Plaintiffs lawyers in the two cases that went to trial in Missouri “deliberately created confusion about the science of talc,” the company argues.

The comments are in response to a report in Legal Newsline that revealed 17,000 individuals contacted a law firm in the weeks after the family of a deceased Alabama woman was awarded $72 million by a jury.

In a second trial, the plaintiff was awarded $55 million in compensatory and punitive damages.

But Johnson & Johnson said it is committed to a vigorous and long-term defense of the safety of its baby powder product.

“Plaintiffs’ lawyers have deliberately created confusion about the science of talc at trial,” Gene Williams, outside counsel for Johnson & Johnson, told Legal Newsline.

“Though it’s been discussed as a hypothesis and carefully studied for decades, there is no proven linkage between talc and ovarian cancer.

“Unfortunately, this deliberate confusion led to jury decisions that went against the decades of studies by medical experts around the world that continue to support the safety of cosmetic talc."
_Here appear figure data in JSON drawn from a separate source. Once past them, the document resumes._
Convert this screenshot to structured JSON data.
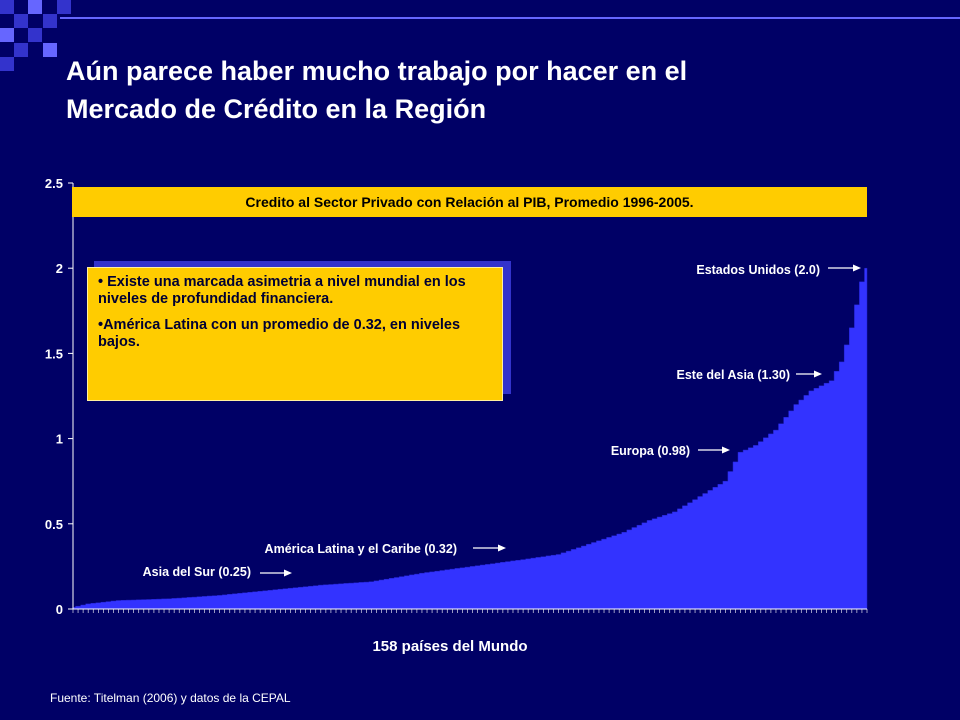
{
  "title_line1": "Aún parece haber mucho trabajo por hacer en el",
  "title_line2": "Mercado de Crédito en la Región",
  "banner": "Credito al Sector Privado con Relación al PIB, Promedio 1996-2005.",
  "bullets": [
    "• Existe una marcada asimetria a nivel mundial en los niveles de profundidad financiera.",
    "•América Latina con un promedio de 0.32, en niveles bajos."
  ],
  "source": "Fuente: Titelman (2006) y datos de la CEPAL",
  "colors": {
    "background": "#000066",
    "area": "#3333ff",
    "highlight": "#ffcc00",
    "text": "#ffffff"
  },
  "chart_data": {
    "type": "area",
    "title": "Credito al Sector Privado con Relación al PIB, Promedio 1996-2005.",
    "xlabel": "158 países del Mundo",
    "ylabel": "",
    "n_points": 158,
    "ylim": [
      0,
      2.5
    ],
    "yticks": [
      0,
      0.5,
      1,
      1.5,
      2,
      2.5
    ],
    "ytick_labels": [
      "0",
      "0.5",
      "1",
      "1.5",
      "2",
      "2.5"
    ],
    "curve_anchors": [
      {
        "x": 1,
        "y": 0.01
      },
      {
        "x": 4,
        "y": 0.03
      },
      {
        "x": 10,
        "y": 0.05
      },
      {
        "x": 20,
        "y": 0.06
      },
      {
        "x": 30,
        "y": 0.08
      },
      {
        "x": 40,
        "y": 0.11
      },
      {
        "x": 50,
        "y": 0.14
      },
      {
        "x": 60,
        "y": 0.16
      },
      {
        "x": 70,
        "y": 0.21
      },
      {
        "x": 80,
        "y": 0.25
      },
      {
        "x": 90,
        "y": 0.29
      },
      {
        "x": 97,
        "y": 0.32
      },
      {
        "x": 105,
        "y": 0.4
      },
      {
        "x": 110,
        "y": 0.45
      },
      {
        "x": 115,
        "y": 0.52
      },
      {
        "x": 120,
        "y": 0.57
      },
      {
        "x": 125,
        "y": 0.66
      },
      {
        "x": 130,
        "y": 0.75
      },
      {
        "x": 133,
        "y": 0.92
      },
      {
        "x": 136,
        "y": 0.96
      },
      {
        "x": 140,
        "y": 1.05
      },
      {
        "x": 144,
        "y": 1.2
      },
      {
        "x": 147,
        "y": 1.28
      },
      {
        "x": 151,
        "y": 1.34
      },
      {
        "x": 153,
        "y": 1.45
      },
      {
        "x": 155,
        "y": 1.65
      },
      {
        "x": 157,
        "y": 1.92
      },
      {
        "x": 158,
        "y": 2.0
      }
    ],
    "annotations": [
      {
        "label": "Estados Unidos (2.0)",
        "x": 158,
        "y": 2.0
      },
      {
        "label": "Este del Asia (1.30)",
        "x": 147,
        "y": 1.3
      },
      {
        "label": "Europa (0.98)",
        "x": 130,
        "y": 0.98
      },
      {
        "label": "América Latina y el Caribe (0.32)",
        "x": 91,
        "y": 0.35
      },
      {
        "label": "Asia del Sur (0.25)",
        "x": 43,
        "y": 0.22
      }
    ]
  }
}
Williams said the company has strong grounds for appeals because the “medical and scientific evidence does not support the juries’ findings, and we are committed to the vigorous and long-term defense of the safety of the product.”

The jury awards, reached in February and May, are likely to be followed by thousands of claims by women alleging a link between talc and ovarian cancer, and allegations Johnson & Johnson knew of a potential connection.
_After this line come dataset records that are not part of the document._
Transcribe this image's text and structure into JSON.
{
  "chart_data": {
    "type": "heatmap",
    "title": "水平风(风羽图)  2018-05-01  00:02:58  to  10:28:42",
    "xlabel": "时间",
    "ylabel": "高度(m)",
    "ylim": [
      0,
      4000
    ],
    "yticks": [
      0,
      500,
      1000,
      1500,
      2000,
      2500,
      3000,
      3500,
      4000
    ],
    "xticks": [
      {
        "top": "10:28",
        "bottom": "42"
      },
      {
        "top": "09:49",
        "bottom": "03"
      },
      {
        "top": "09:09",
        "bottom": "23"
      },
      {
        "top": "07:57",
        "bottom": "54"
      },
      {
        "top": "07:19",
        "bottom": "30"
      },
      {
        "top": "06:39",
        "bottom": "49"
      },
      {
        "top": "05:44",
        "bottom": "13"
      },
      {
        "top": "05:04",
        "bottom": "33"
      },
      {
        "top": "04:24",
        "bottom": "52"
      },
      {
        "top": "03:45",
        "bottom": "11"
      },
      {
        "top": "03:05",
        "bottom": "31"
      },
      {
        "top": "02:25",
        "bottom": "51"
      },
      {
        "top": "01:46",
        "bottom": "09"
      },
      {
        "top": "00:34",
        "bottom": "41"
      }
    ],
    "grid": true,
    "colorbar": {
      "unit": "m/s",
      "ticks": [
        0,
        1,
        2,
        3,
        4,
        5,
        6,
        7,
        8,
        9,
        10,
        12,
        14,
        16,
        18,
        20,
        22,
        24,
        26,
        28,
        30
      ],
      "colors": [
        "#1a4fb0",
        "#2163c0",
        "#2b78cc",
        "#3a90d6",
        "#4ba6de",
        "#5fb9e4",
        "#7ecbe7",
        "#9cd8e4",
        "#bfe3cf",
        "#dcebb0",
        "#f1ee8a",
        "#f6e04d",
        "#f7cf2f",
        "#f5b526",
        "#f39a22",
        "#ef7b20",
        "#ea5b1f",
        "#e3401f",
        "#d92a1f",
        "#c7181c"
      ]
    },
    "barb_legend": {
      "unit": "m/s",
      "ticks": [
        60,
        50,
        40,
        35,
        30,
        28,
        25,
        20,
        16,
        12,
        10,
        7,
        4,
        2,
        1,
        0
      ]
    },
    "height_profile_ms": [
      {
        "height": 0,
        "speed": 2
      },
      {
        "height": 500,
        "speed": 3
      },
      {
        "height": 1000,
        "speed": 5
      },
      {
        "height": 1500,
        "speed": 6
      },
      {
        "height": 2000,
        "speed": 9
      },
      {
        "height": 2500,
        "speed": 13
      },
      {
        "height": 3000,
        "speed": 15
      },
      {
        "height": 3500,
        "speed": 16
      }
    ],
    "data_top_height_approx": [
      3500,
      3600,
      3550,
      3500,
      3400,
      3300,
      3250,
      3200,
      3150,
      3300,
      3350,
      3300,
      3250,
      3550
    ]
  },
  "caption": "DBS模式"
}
Jere Beasley, his Alabama firm Beasley Allen and lawyers in Missouri have 750 pending cases involving either individuals claiming they suffered ovarian cancer because of their use of talc or family members of those deceased.

Of the estimated 17,000 that contacted his law offices, Beasley said his team and partners are investigating close to 12,000.

Beasley represented Jacqueline Fox, a 62-year-old from Birmingham, Ala., who died while the case against Johnson & Johnson was still pending. Her son was added as a plaintiff after her death.

A jury in St. Louis awarded the family $10 million in compensatory damages and $62 million in punitive damages - $1 million for every year of her life, a juror explained to Beasley after the three-week trial ended in February. It was much more than the legal team had asked for, or expected

“I would have been shocked if it had been a verdict for the defendant,” Beasley told Legal Newsline. “But I was surprised at the amount and the reason for it.”

The American Cancer Society said more research is needed. For any individual woman, if there is an increased risk, the overall increase is likely to very be small, the society notes on its website.